Des internautes se sont étonnés que nous n’ayons pas encore proposé un article sur Perrinet Gressart, le fameux capitaine de « routiers », qui fut pratiquement le maître du Nivernais et du Donziais pendant plus d’une décennie, pour le compte des Anglo-Bourguignons, au début du XVème siècle. Ils ont raison, c’est un retard inexcusable !

Car Perrinet est l’un des personnages mythiques du Nivernais médiéval, presque à l’égal dans la mémoire collective de Mahaut de Courtenay et Hervé de Donzy, de Bureau de la Rivière, ou encore de « l’Archiprêtre » Arnaud de Cervoles, dans des genres différents.

Après de premières campagnes, le théâtre de sa renommée fut la Bourgogne en général, le Nivernais et le Donziais en particulier, à la fin de la Guerre de Cent Ans (1422-1435). Il en tira un profit personnel considérable, à défaut d’une gloire que ne pouvait lui valoir son choix de servir l’Anglais, issu certainement de son origine « aquitaine » : il était le fils d’un petit seigneur du Poitou.

Perrinet fut avant tout Capitaine de La Charité, qu’il tint et défendit pendant 12 ans pour le compte du « roi d’Angleterre et de France », Henri VI, et des Bourguignons.

Mais il fut aussi, par l’acquisition qu’il en fit de Jeanne de Bazoches, seigneur de La Motte-Josserand, forteresse au bord du Nohain qui est un témoin presque intact de cette époque vengeresse.

Il occupa également le château de Passy-le-Tours à Narcy, où sa femme vécut jusqu'à sa mort. Sa mémoire y est soigneusement entretenue. Voyez à ce sujet le beau site de l'association Les Tours de Passy.

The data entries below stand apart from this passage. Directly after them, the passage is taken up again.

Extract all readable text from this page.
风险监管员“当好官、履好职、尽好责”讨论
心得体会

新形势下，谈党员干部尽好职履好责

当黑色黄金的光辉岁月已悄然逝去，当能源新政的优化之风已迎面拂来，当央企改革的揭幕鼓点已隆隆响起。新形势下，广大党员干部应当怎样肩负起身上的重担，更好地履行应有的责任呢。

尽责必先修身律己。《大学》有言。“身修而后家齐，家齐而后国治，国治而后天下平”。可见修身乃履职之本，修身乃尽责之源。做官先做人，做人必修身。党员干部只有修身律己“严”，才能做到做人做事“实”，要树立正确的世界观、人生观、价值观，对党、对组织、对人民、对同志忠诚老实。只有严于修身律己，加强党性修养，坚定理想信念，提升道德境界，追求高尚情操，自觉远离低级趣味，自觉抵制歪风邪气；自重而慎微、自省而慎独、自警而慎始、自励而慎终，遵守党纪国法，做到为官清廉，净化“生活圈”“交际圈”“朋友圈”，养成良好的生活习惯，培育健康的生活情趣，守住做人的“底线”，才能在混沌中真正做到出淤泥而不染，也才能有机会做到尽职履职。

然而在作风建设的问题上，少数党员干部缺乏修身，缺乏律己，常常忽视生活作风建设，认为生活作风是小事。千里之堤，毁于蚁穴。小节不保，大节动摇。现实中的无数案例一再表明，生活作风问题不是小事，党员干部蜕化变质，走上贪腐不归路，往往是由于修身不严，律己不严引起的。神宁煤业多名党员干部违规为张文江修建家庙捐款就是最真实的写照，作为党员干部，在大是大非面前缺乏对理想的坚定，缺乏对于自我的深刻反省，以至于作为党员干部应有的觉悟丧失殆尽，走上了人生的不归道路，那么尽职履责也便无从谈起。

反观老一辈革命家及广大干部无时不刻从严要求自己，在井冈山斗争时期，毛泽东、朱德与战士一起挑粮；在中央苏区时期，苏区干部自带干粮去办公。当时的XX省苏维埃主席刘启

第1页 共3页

La Motte-Josserand, Passy-les-Tours, deux témoins grandioses d’un moyen-âge épique, auquel le nom de Perrinet Gressart est attaché…

Il s’était uni, entre deux chevauchées guerrières, à une fille de la noblesse locale : Huguette de Courvol (voir la notice consacrée à Corvol-l’Orgueilleux, berceau de cette famille), veuve en première noce de Jean des Ulmes, seigneur de la Maison-Fort, à Bitry. Gressart portait "d'or à la fasce d'azur, et à trois quintefeuilles du même" (alias "d'argent à la fasce de gueules…") :

                                                                              ecu-gressard

Mais la paix succéda enfin à cette guerre interminable qui avait fait tant de dommages en Nivernais, et Charles VII, la mort dans l’âme sans doute, fit mine de pardonner sa traitrise et ses exactions à Perrinet Gressart, pour obtenir sa reddition. Il le nomma même Capitaine général du Nivernais et du Donziais (1435), lui conservant ses fiefs nivernais. L’heure était à la réconciliation.

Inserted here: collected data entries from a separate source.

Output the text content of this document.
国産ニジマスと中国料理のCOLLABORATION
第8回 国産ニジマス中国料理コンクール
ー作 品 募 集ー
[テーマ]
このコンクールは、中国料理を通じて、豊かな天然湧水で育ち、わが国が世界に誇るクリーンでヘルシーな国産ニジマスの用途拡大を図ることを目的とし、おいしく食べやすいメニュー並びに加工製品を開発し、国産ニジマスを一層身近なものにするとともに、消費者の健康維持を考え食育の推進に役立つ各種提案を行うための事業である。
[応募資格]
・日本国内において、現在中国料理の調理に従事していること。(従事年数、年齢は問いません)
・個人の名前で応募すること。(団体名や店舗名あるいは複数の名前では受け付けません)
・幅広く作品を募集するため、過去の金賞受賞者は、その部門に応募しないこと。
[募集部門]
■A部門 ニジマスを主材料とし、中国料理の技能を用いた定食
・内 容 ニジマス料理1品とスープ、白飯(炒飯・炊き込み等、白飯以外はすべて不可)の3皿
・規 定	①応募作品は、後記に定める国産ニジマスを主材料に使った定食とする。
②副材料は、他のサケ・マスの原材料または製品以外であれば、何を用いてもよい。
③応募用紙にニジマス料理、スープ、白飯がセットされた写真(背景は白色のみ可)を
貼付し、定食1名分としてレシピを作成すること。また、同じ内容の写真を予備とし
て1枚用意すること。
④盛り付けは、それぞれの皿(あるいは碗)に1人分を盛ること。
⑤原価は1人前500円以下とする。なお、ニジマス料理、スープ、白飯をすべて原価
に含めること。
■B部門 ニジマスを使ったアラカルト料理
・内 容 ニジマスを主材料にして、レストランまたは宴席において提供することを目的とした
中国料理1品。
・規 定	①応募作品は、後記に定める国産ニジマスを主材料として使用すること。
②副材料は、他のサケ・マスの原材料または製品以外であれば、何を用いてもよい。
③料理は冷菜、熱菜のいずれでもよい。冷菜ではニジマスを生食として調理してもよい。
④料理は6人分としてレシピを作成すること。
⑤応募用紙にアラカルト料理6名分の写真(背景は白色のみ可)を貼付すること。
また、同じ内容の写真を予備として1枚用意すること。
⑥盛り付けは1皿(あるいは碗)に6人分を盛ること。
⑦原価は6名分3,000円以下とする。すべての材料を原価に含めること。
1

Sans postérité, Perrinet avait souhaité enraciner sa lignée en Donziais. Il avait uni une de ses nièces, Etiennette de Grésille, à l'aventurier aragonais qui était son lieutenant : François de Surienne. Leur fille épousa Richard II Aux Epaules, et lui apporta la terre de Ferrières (à Entrains). Une autre de ses nièces, Jehanne Brotier, épousa Jacques de la Rivière, Chambellan du comte de Nevers et Bailli du Nivernais.

Perrinet mourut riche, mais sans doute fatigué de ses exploits et amer de ses erreurs, vers 1438.

Pour faire sa connaissance complète et comprendre cette époque troublée, il faut lire l’ouvrage d’André Bossuat : « Perrinet Gressart et François de Surienne, agents de l’Angleterre. Contribution à l’étude des relations de l’Angleterre et de la Bourgogne avec la France, sous le règne de Charles VII » (chez Droz, Paris, 1936).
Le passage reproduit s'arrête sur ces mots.